O Atlético mantém uma postura cautelosa nesta janela de transferências devido à situação financeira do clube, mas segue atento a oportunidades de mercado. Segundo o site especializado Transfermarkt, o Galo aparece apenas como o 12º elenco mais valioso da Série A — um indício de limitações em relação a rivais que podem influenciar estratégia esportiva e comercial.

No ranking individual, os cinco jogadores mais valiosos do elenco alvinegro são: Renan Lodi (€11 milhões, cerca de R$ 59 milhões) — lateral-esquerdo de 28 anos que chegou sem custos após deixar o Al-Hilal; Mateo Cassierra (€8 milhões, R$ 47,2 milhões) — centroavante de 29 anos contratado do Zenit; Victor Hugo (€7 milhões, R$ 41,3 milhões) — volante de 22 anos, titular e com valorização por potencial; Tomás Cuello (€6 milhões, R$ 35,4 milhões) — atacante de 26 anos, versátil e já importante na equipe; e Alexsander (€5,5 milhões, R$ 32,4 milhões) — meio-campista de 22 anos vindo do Fluminense, ainda prejudicado por lesões.

A presença desses nomes mostra que o Atlético tem ativos com valor de mercado, mas o conjunto não traduz um elenco de elite financeira. Para a diretoria, a equação é clara: preservar desempenho esportivo sem a possibilidade de investimentos significativos, e eventualmente transformar parte desse capital humano em receita, caso surjam propostas compatíveis. Jogadores mais jovens, com potencial de valorização, passam a ser ferramentas importantes para equilibrar contas.

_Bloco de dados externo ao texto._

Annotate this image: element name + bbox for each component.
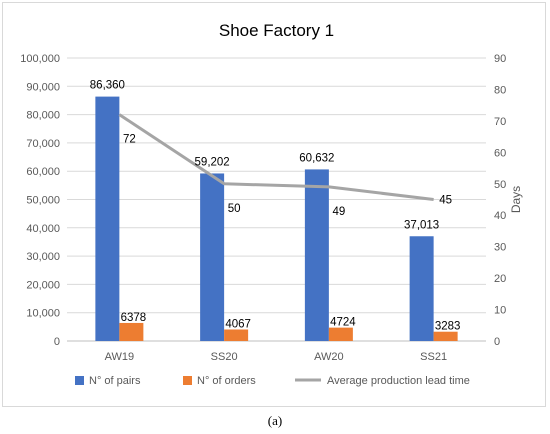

No plano técnico, a diretoria e a comissão precisam conciliar metas de classificação e força da equipe com a necessidade de proteger o patrimônio esportivo. A pausa para grandes competições também pode favorecer a recuperação física de atletas como Alexsander. Resta ao clube administrar com prudência: manter competitividade sem comprometer a sustentabilidade financeira, sob o risco de ver peças chave negociadas caso o caixa exija.